Beard found hive numbers on conservation land also soared, from 2036 in 1996 to 14,850 in July 2015. She found honeybees collect nectar and pollen from at least 224 indigenous plant species and have a competitive advantage over native bees as they can forage for longer and broadcast food locations to others in the hive.
Honeybees often prefer introduced plants, so can spread weeds, and can take nectar from plants such as kakabeak, without pollinating them, making them less attractive to bird-pollinators such as tui.
“There is also a risk that, for some plants, pollination disruption will result in negative population growth and, ultimately, extinction,” Beard’s report says.

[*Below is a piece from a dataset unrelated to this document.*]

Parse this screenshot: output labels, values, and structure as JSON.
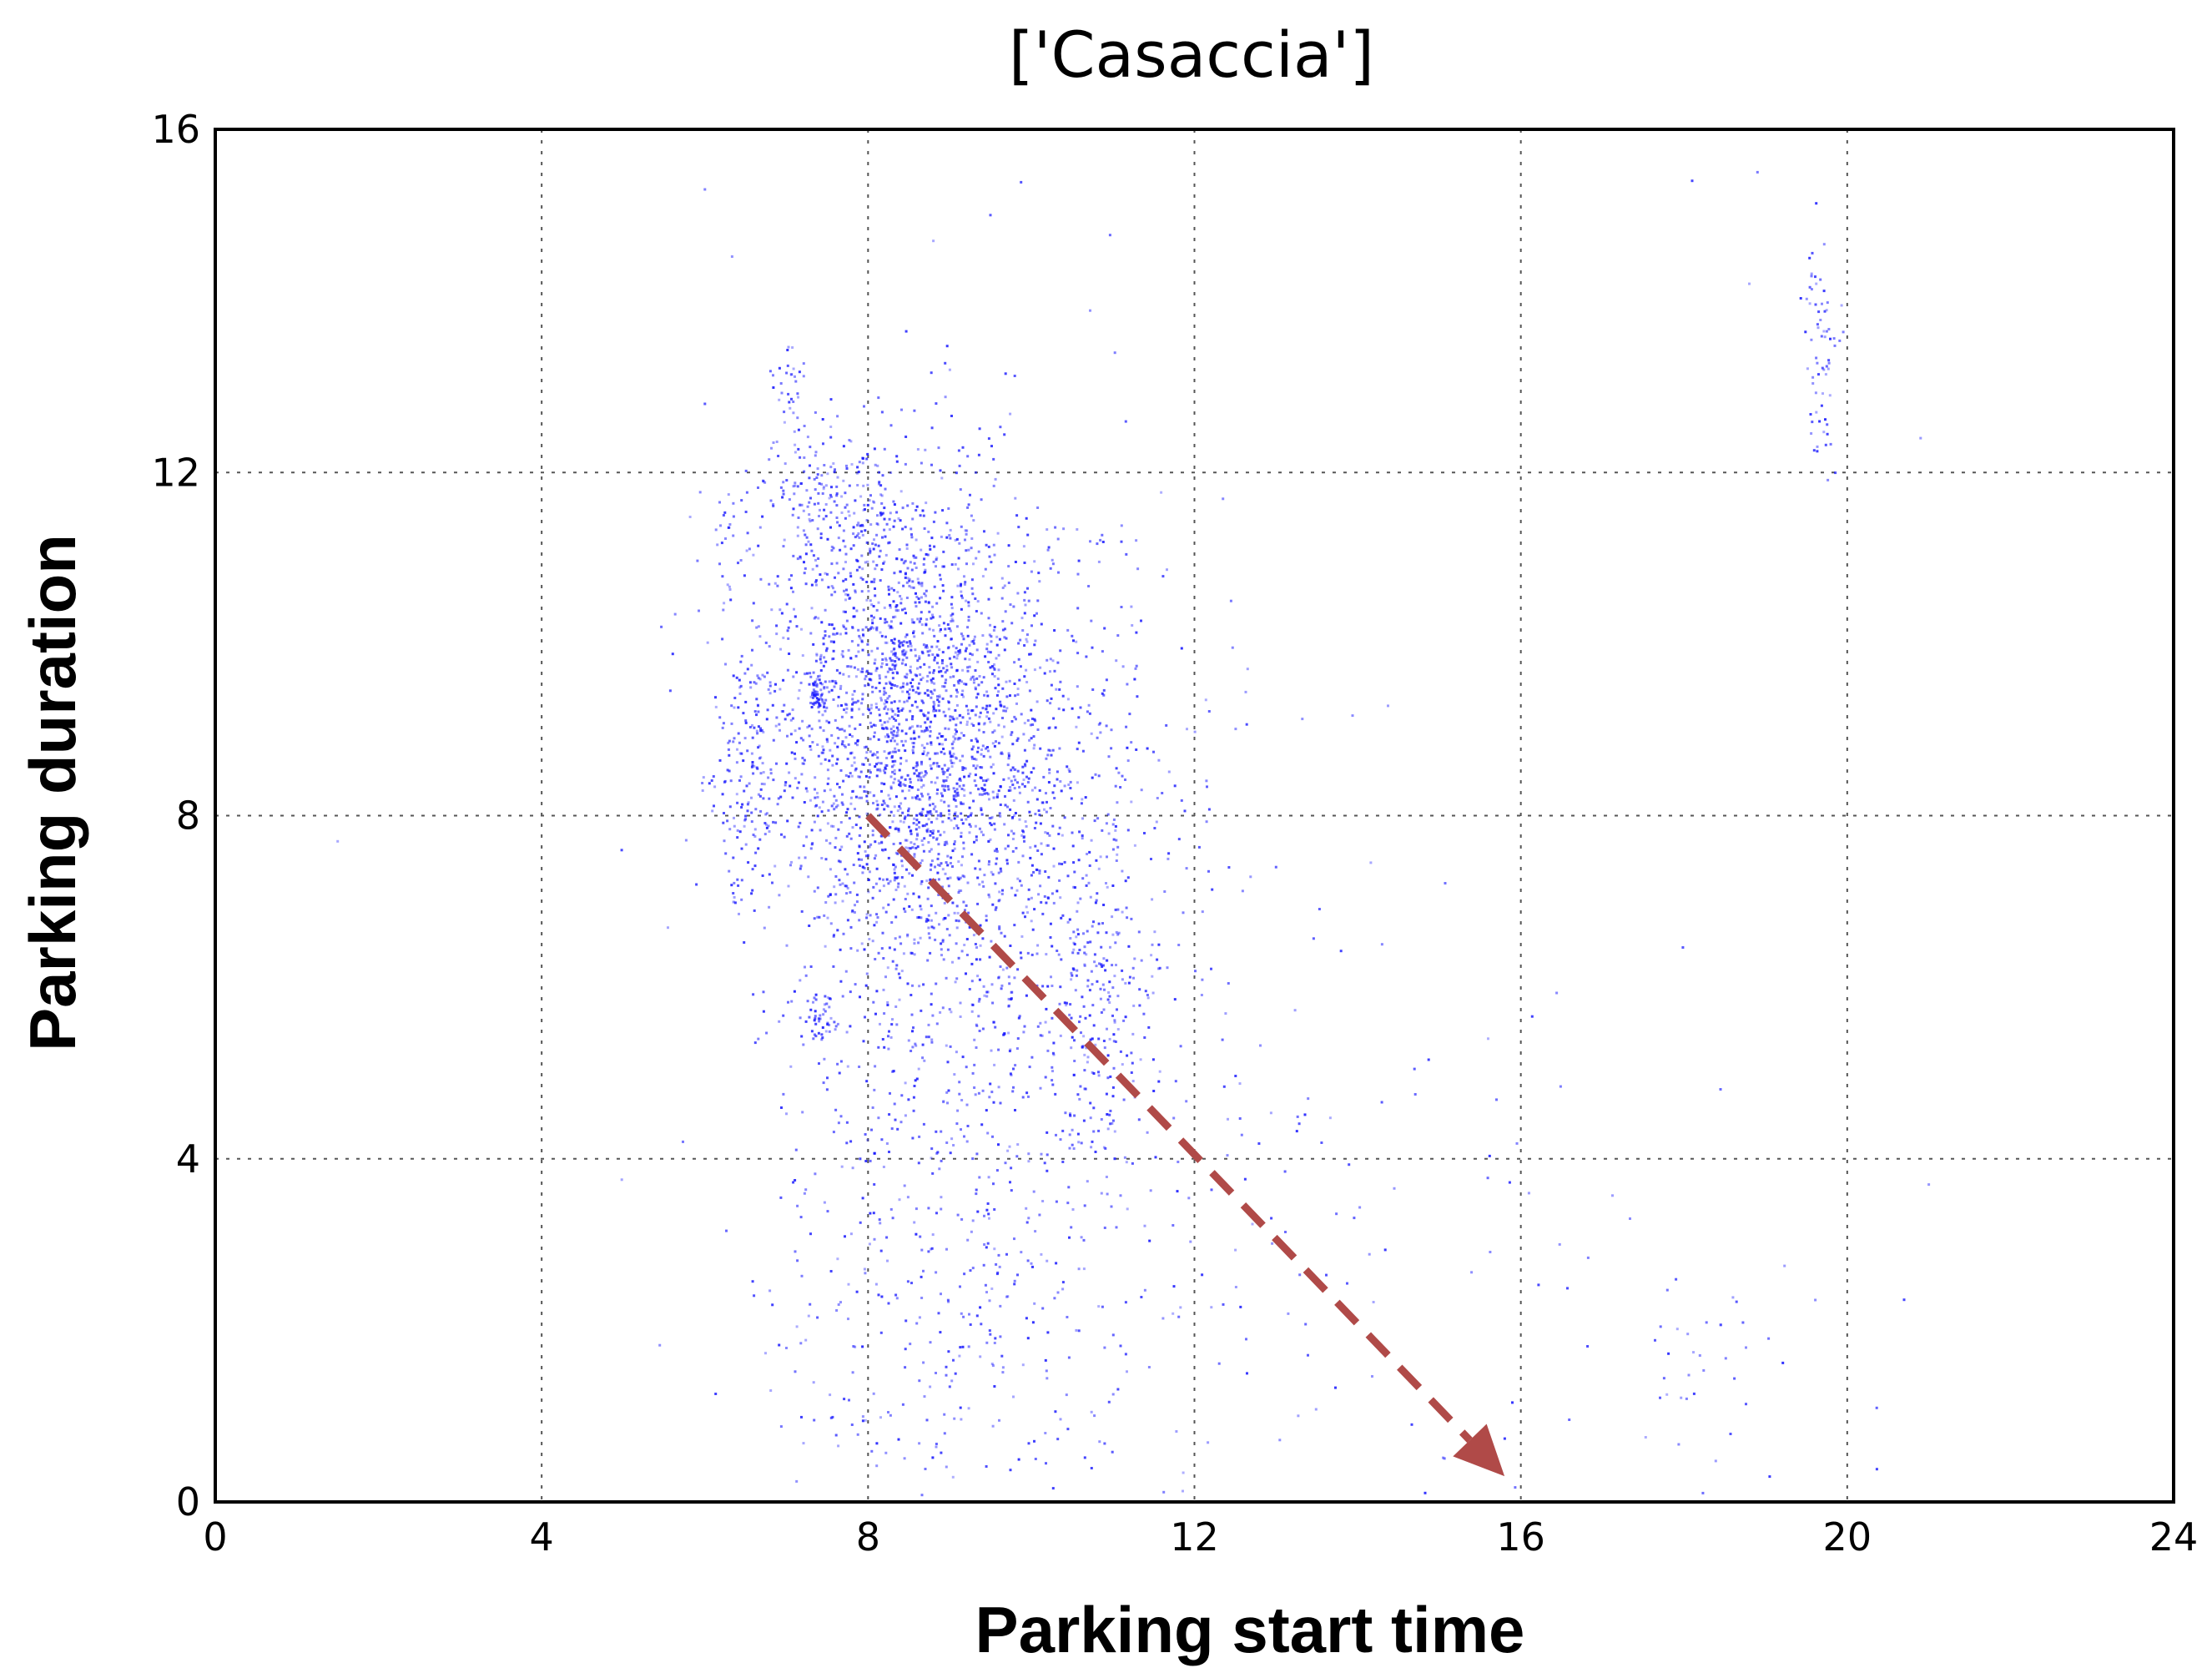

The report prompted DoC to start a tender process to manage further hive applications. However, numbers have continued to grow – the department now estimates 96 concession-holders have around 17,500 hives on conservation land. Another 13 applications are under consideration.
The number of managed honeybee hives in New Zealand has exploded with the mānuka honey goldrush.
Native bees nest in bare, undisturbed soils and need flowers close by to collect pollen to feed their larvae. Now imagine a green paddock with cows traipsing regularly overhead – not an ideal nesting spot, obviously.
Auckland University phD candidate Jamie Stavert studied the impact of farming intensification on New Zealand’s pollinators.
Stavert classified New Zealand’s exotic and native bees and flies based on characteristics affecting how and what they pollinate, and measured their abundance across 12 sites with increasingly intense land use. He found exotic pollinators – which include flies that breed in cow effluent pits – increased in abundance with intensification, by 150 per cent. But only two of 13 native pollinator species increased.
Auckland PhD candidate Jamie Stavert’s research found New Zealand’s native bees don’t like intensive farming practices. One species was completely wiped out as land use intensified.
Some exotic and native species played a similar pollination role, meaning the increase in the exotic species counterbalanced the decline in native insects. But one pollinator category comprised only medium-sized native Leioproctus bees, which were wiped out by greater intensification, meaning any plant evolved to be pollinated by a medium-sized hairy bee could be at risk.
“One of the issues is we don’t actually know what plant species those guys are visiting. That’s a really big hole in pollination research in New Zealand,” Stavert says. “By converting natural habitat into intensive agriculture, we’re really changing the architecture of pollinator communities drastically and we still don’t know what that means, both for the pollination of crops and native plants.”
Why care, if native bees are replaced by exotic flies that do that same job? Ngaire Hart responds: “Would it matter if we lose kauri or kiwi or any other endemic species? I definitely think that things would change, and that we would see it over time. The problem is, we might see it too late. Because once they’re gone, you can’t get them from anywhere else.”